As typesetters departed so did compositors, who were replaced by desktop publishing software, run by newsroom personnel as well. Proofreaders will survive, thank goodness, like cockroaches.

Newspapers sunk thousands of dollars each time cameras got smarter. Digital photography for years was really really expensive. Now all it’s dropped is one “really.” For years editors shackled every reporter to a pager, now increasingly it’s instead a cell phone.

Waiting for a late story still has excitement. Even in 1955, say, you could hear late news on the radio (TV news was a camera aimed at an announcer) but a more complete story would be sitting out the next morning in your driveway. Maybe the biggest hang-up came from time zones. If a late battle report from overseas came over at 1 a.m. a single paragraph could run, but a 2 a.m. event, local time, would have to wait to the next day. Night games on the Pacific coast — same thing. That wasn’t so bad, because that extra 20-odd hours allowed time for comprehensive reports including initial reactions to be completed. In 1972 my big sister woke me to see George McGovern accept the Democratic presidential nomination on TV. Details on his speech had to wait another day for morning papers.

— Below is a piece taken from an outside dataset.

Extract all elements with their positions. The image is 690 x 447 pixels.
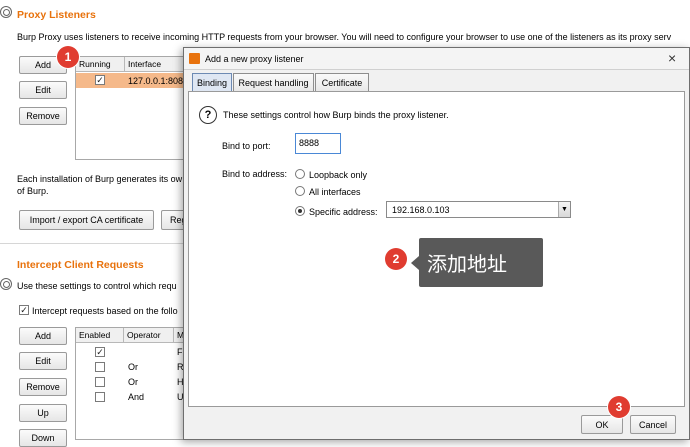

So it was last month with Major League Baseball’s All-Star Game. Newspapers still “stop the presses” for a minute or a half hour for late sports write-ups because they are so important to a vital subset of readers. Newspaper owners nationwide love laptop computers and wireless Internet connections precisely to cut minutes: A press standing by costs serious money quickly in overtime and other expenses.

I was proofreader the night of the All-Star Game, not an event that demands extra resources like the home team’s crosstown, cross-state or conference rivalry. Google News indicates most papers held the presses for the score, for wouldn’t readers look askance at “tie game at press time”? The All-Star is an exhibition game. It doesn’t move any team toward the World Series. It’s the best players of the American and National leagues in a gamey game. Full-service newspapers traditionally have made a big deal of it. Keeping things the way they always have been gets expensive. This year’s game went a record of nearly five hours, ending at 1:37 a.m. Eastern.

Even newspapers with online staffs don’t have the same enthusiasm for the Internet as for the latest cameras and phone caller ID. News and commentary can be just as complete on the Web as on paper. The old radio-TV divisions do not apply to the Net because the Web offers every medium: words, audio, and still and video photography. Many of newspapers’ own Internet sites offer news in heard and seen forms, not just read. The Net is not free, but we choose to afford it.

A separate line of the rather short, breaking All-Star Game article on my paper’s sports front advised print readers to go online — to its site — for more details. With luck, readers did that; they very well may have preferred cnn.com, espn.com or nytimes.com, The New York Times being a home paper of where the game was played, Yankee Stadium.

But from the point of view of readers, especially sports fans, well, in the last decade they’ve been moving online. Standing in one’s front walk having pulled the newspaper from its plastic sleeve (more efficient to skip rubber bands even in dry weather) and seeing a vivid still of a key early-inning catch, with a dominant headline signifying importance, is fun. The remaining people who enjoy such a variety of media are a retiring sort.

Newspaper personnel still drool over the next press from Europe or a higher-res image scanner — these tools know their place — but embrace the Internet like a sweaty but rich uncle. -30-

Liberty has been taken to revise this essay for clarity, chiefly the third and the last paragraphs.